Ein weiterer interessanter Raum war Nummer sieben: „Wahlheimat Schweiz und Erster Weltkrieg“. Hier kann man den politischen Artikel „O Freunde, nicht diese Töne!“ vom 3. November 1914 aus der >Neuen Zürcher Zeitung< einsehen, in dem er sich gegen die Kriegführung im „Studierzimmer“ und „am Schreibtisch“ ausspricht. Auch die Gegenreaktionen zu weiteren Berichten werden aufgezeigt, in denen ihm die „Drückebergerei“ und „schlaue Feigheit“ vorgeworfen wird.Der nächste Raum beschäftigt sich zum Großteil mit der zweiten großen Leidenschaft des Dichters, nämlich mit der Malerei. In dem hellen Raum sind einige Aquarelle sowie bebilderte Gedichtsbände ausgestellt. Ein weiteres Thema ist die Gärtnerei, die Hesse sehr liebte und als Ausgleich zum Schreiben nutzte. Hinter einem Glasfenster ist sein Rucksack mit Malstühlchen zu sehen, sowie ein paar Gartenwerkzeuge, Hut und Arbeitskittel.

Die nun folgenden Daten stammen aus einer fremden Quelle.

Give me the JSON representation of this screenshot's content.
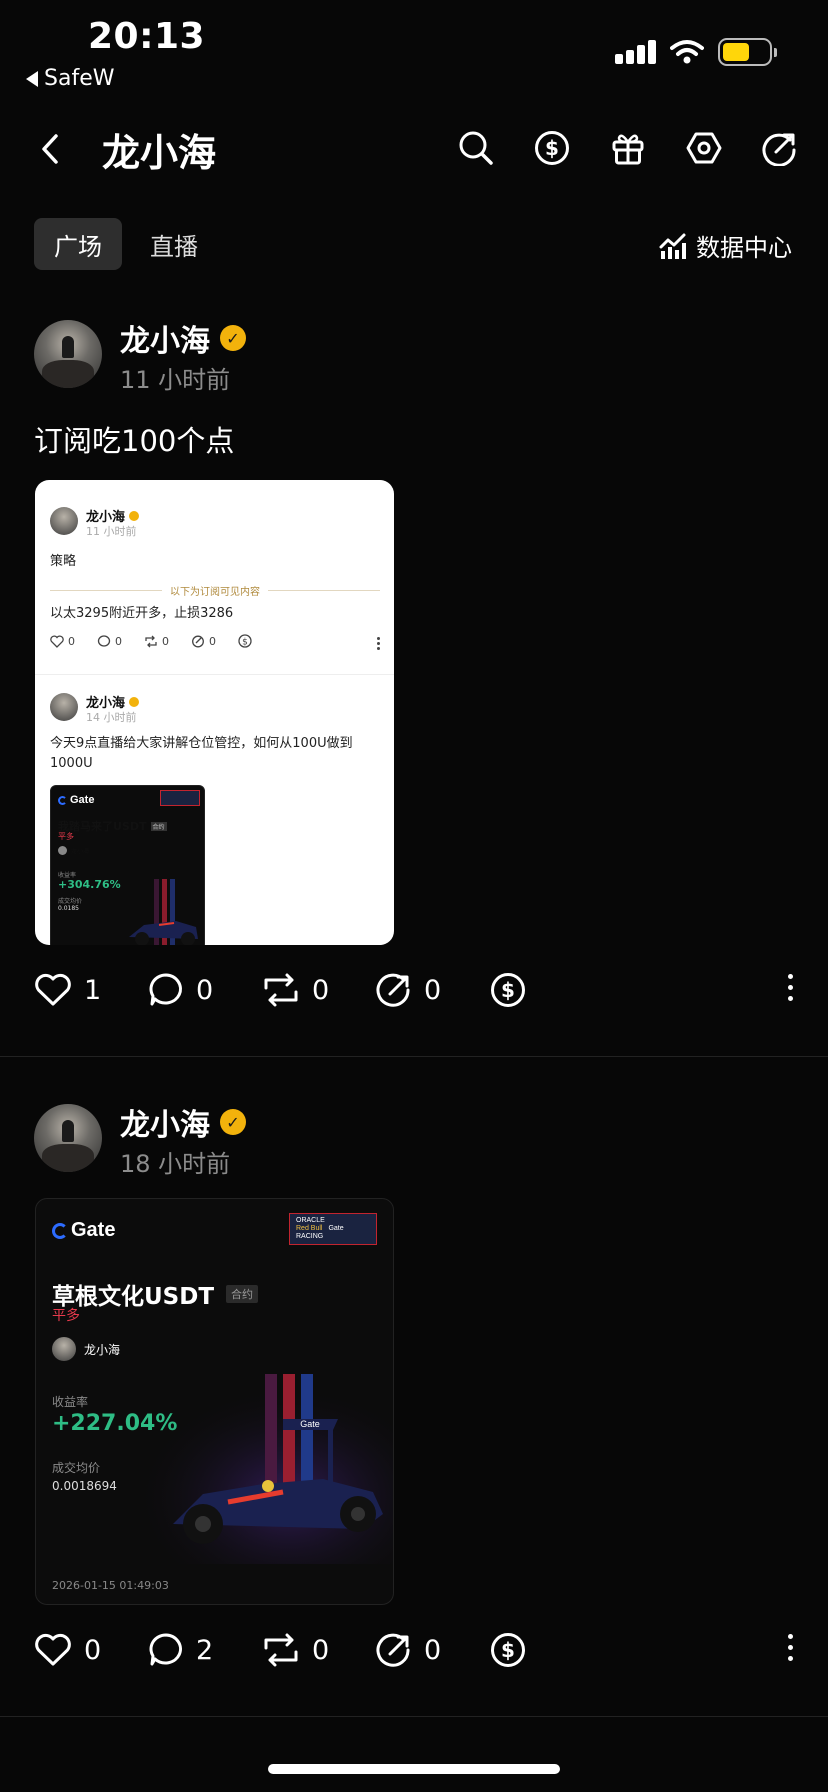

Im letzten Raum schließlich geht es unter anderem um den Steppenwolf, das Glasperlenspiel und, schön formuliert, den Ausklang.

Auch ich ließ meinen Besuch hier so langsam ausklingen. In der letzten Stunde füllte sich das Museum noch einmal mit einigen Leuten, wobei es am Vormittag eher ruhig war. Ich hinterließ noch einen Gruß im Gästebuch und ging zurück an die Kasse, wo ich meinen Rucksack abgestellt hatte. Für 20 Mark kaufte ich mir noch das Buch „Erinnerungen der Söhne an ihren Vater Hermann Hesse“, herausgegeben von Uli Rothfuss und veröffentlicht von der Kreissparkasse Calw, das ich nur jedem empfehlen kann, denn es gibt es nur in Calw zu kaufen. Empfehlen kann ich auch jedem einmal hierher zu kommen, für mich jedenfalls hatte es sich gelohnt.